Lawmakers in Oregon retreated Wednesday from a proposed ban on all vaccination exemptions except for medical reasons, while their counterparts in Washington were unable to bring to a vote by a deadline the same day a bill that would have allowed such exemptions solely for religious and medical reasons.

After Oregon Sen. Elizabeth Steiner Hayward announced Wednesday she would not propose a strict ban on exemptions because of mounting opposition, the state legislator said she would adopt a new approach that is more encouraging when it comes to vaccinations.

A medical doctor herself, Steiner Hayward said her new proposal would allow parents to prove their children are already immune to diseases that people can be vaccinated against, such as when a child has already caught chickenpox and thus does not need a varicella shot.
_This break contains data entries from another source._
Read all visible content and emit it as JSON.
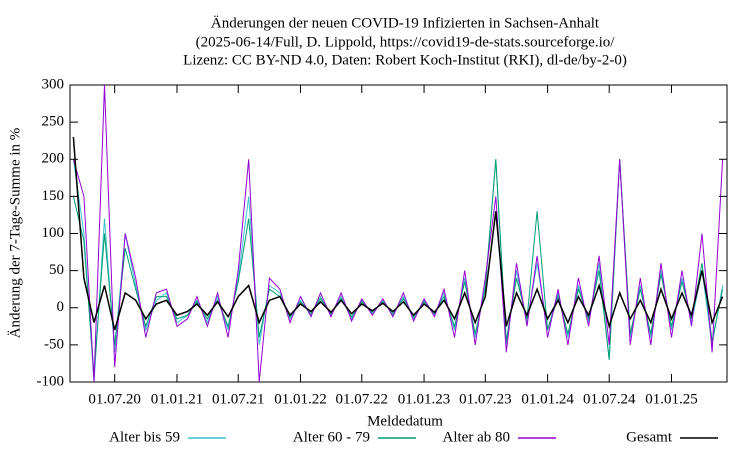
{
  "chart_data": {
    "type": "line",
    "title": [
      "Änderungen der neuen COVID-19 Infizierten in Sachsen-Anhalt",
      "(2025-06-14/Full, D. Lippold, https://covid19-de-stats.sourceforge.io/",
      "Lizenz: CC BY-ND 4.0, Daten: Robert Koch-Institut (RKI), dl-de/by-2-0)"
    ],
    "xlabel": "Meldedatum",
    "ylabel": "Änderung der 7-Tage-Summe in %",
    "x": [
      "2020-03-01",
      "2020-04-01",
      "2020-05-01",
      "2020-06-01",
      "2020-07-01",
      "2020-08-01",
      "2020-09-01",
      "2020-10-01",
      "2020-11-01",
      "2020-12-01",
      "2021-01-01",
      "2021-02-01",
      "2021-03-01",
      "2021-04-01",
      "2021-05-01",
      "2021-06-01",
      "2021-07-01",
      "2021-08-01",
      "2021-09-01",
      "2021-10-01",
      "2021-11-01",
      "2021-12-01",
      "2022-01-01",
      "2022-02-01",
      "2022-03-01",
      "2022-04-01",
      "2022-05-01",
      "2022-06-01",
      "2022-07-01",
      "2022-08-01",
      "2022-09-01",
      "2022-10-01",
      "2022-11-01",
      "2022-12-01",
      "2023-01-01",
      "2023-02-01",
      "2023-03-01",
      "2023-04-01",
      "2023-05-01",
      "2023-06-01",
      "2023-07-01",
      "2023-08-01",
      "2023-09-01",
      "2023-10-01",
      "2023-11-01",
      "2023-12-01",
      "2024-01-01",
      "2024-02-01",
      "2024-03-01",
      "2024-04-01",
      "2024-05-01",
      "2024-06-01",
      "2024-07-01",
      "2024-08-01",
      "2024-09-01",
      "2024-10-01",
      "2024-11-01",
      "2024-12-01",
      "2025-01-01",
      "2025-02-01",
      "2025-03-01",
      "2025-04-01",
      "2025-05-01",
      "2025-06-01"
    ],
    "series": [
      {
        "name": "Alter bis 59",
        "color": "#40bfd0",
        "values": [
          200,
          100,
          -100,
          120,
          -60,
          100,
          30,
          -30,
          10,
          20,
          -20,
          -10,
          10,
          -20,
          15,
          -30,
          40,
          150,
          -50,
          30,
          20,
          -15,
          10,
          -10,
          15,
          -10,
          15,
          -15,
          10,
          -8,
          10,
          -10,
          15,
          -15,
          10,
          -10,
          20,
          -30,
          40,
          -40,
          30,
          200,
          -50,
          50,
          -20,
          60,
          -30,
          20,
          -40,
          30,
          -20,
          60,
          -70,
          200,
          -40,
          30,
          -40,
          50,
          -30,
          40,
          -20,
          50,
          -50,
          30
        ]
      },
      {
        "name": "Alter 60 - 79",
        "color": "#009e73",
        "values": [
          150,
          90,
          -90,
          100,
          -50,
          80,
          25,
          -25,
          15,
          15,
          -15,
          -10,
          8,
          -15,
          10,
          -25,
          35,
          120,
          -40,
          25,
          15,
          -12,
          8,
          -8,
          12,
          -8,
          12,
          -12,
          8,
          -6,
          8,
          -8,
          12,
          -12,
          8,
          -8,
          15,
          -25,
          35,
          -35,
          25,
          200,
          -45,
          40,
          -15,
          130,
          -30,
          15,
          -35,
          25,
          -15,
          50,
          -70,
          200,
          -35,
          25,
          -35,
          45,
          -25,
          35,
          -15,
          60,
          -45,
          25
        ]
      },
      {
        "name": "Alter ab 80",
        "color": "#9400d3",
        "values": [
          200,
          150,
          -100,
          300,
          -80,
          100,
          40,
          -40,
          20,
          25,
          -25,
          -15,
          15,
          -25,
          20,
          -40,
          50,
          200,
          -100,
          40,
          25,
          -20,
          15,
          -12,
          20,
          -12,
          20,
          -18,
          12,
          -10,
          12,
          -12,
          20,
          -18,
          12,
          -12,
          25,
          -40,
          50,
          -50,
          40,
          150,
          -60,
          60,
          -25,
          70,
          -40,
          25,
          -50,
          40,
          -25,
          70,
          -50,
          200,
          -50,
          40,
          -50,
          60,
          -40,
          50,
          -25,
          100,
          -60,
          200
        ]
      },
      {
        "name": "Gesamt",
        "color": "#000000",
        "values": [
          230,
          40,
          -20,
          30,
          -30,
          20,
          10,
          -15,
          5,
          10,
          -10,
          -5,
          5,
          -10,
          8,
          -12,
          15,
          30,
          -20,
          10,
          15,
          -10,
          5,
          -5,
          8,
          -6,
          10,
          -8,
          5,
          -4,
          6,
          -5,
          8,
          -10,
          5,
          -6,
          10,
          -15,
          20,
          -20,
          15,
          130,
          -25,
          20,
          -10,
          25,
          -15,
          10,
          -20,
          15,
          -10,
          30,
          -25,
          20,
          -15,
          10,
          -20,
          25,
          -15,
          20,
          -10,
          50,
          -20,
          15
        ]
      }
    ],
    "xlim": [
      "2020-02-20",
      "2025-06-14"
    ],
    "xticks": [
      {
        "value": "2020-07-01",
        "label": "01.07.20"
      },
      {
        "value": "2021-01-01",
        "label": "01.01.21"
      },
      {
        "value": "2021-07-01",
        "label": "01.07.21"
      },
      {
        "value": "2022-01-01",
        "label": "01.01.22"
      },
      {
        "value": "2022-07-01",
        "label": "01.07.22"
      },
      {
        "value": "2023-01-01",
        "label": "01.01.23"
      },
      {
        "value": "2023-07-01",
        "label": "01.07.23"
      },
      {
        "value": "2024-01-01",
        "label": "01.01.24"
      },
      {
        "value": "2024-07-01",
        "label": "01.07.24"
      },
      {
        "value": "2025-01-01",
        "label": "01.01.25"
      }
    ],
    "ylim": [
      -100,
      300
    ],
    "yticks": [
      -100,
      -50,
      0,
      50,
      100,
      150,
      200,
      250,
      300
    ],
    "legend": "bottom"
  }
}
It also would permit them to follow catch-up immunization schedules, when necessary. Under the same proposal, parents who wanted exemptions for nonmedical reasons might have to meet more stringent requirements to claim those exemptions.

In Washington, state Rep. June Robinson had sponsored a bill to put the kibosh on exemptions for personal and philosophical reasons, allowing only medical and religious ones. But the bill failed Wednesday because it did not reach by a certain deadline a vote on the floor on the House of Representatives.

“There was a very loud outcry, much of which was filled with false information,” Robinson said. At a hearing in the Washington State Capitol in Olympia last month, parents pushed back against the bill, citing issues such as “personal freedom” and the notion that “people should be able, should be allowed, to make their own choices when it comes to health care,” according to a local news report. Nevertheless, the bill was passed by a House committee a few days after the hearing.

A public-service campaign in one Washington county is urging families to vaccinate their children by having speakers attempt to convey the fact that by not vaccinating their children, they put everyone else at risk. “I kind of see some of our unvaccinated areas as a tinderbox just waiting for someone to drop a match,” Dr. Jeff Duchin, Seattle’s chief of infectious-disease control, said in conjunction with the campaign.

Oregon’s nonmedical vaccination-exemption rate for kindergartners is 7 percent, the highest in the country, while Washington has a personal-belief exemption rate of 4.6 percent, more than three times the nation’s average. Mississippi and West Virginia are the only states to ban all nonmedical vaccination exemptions.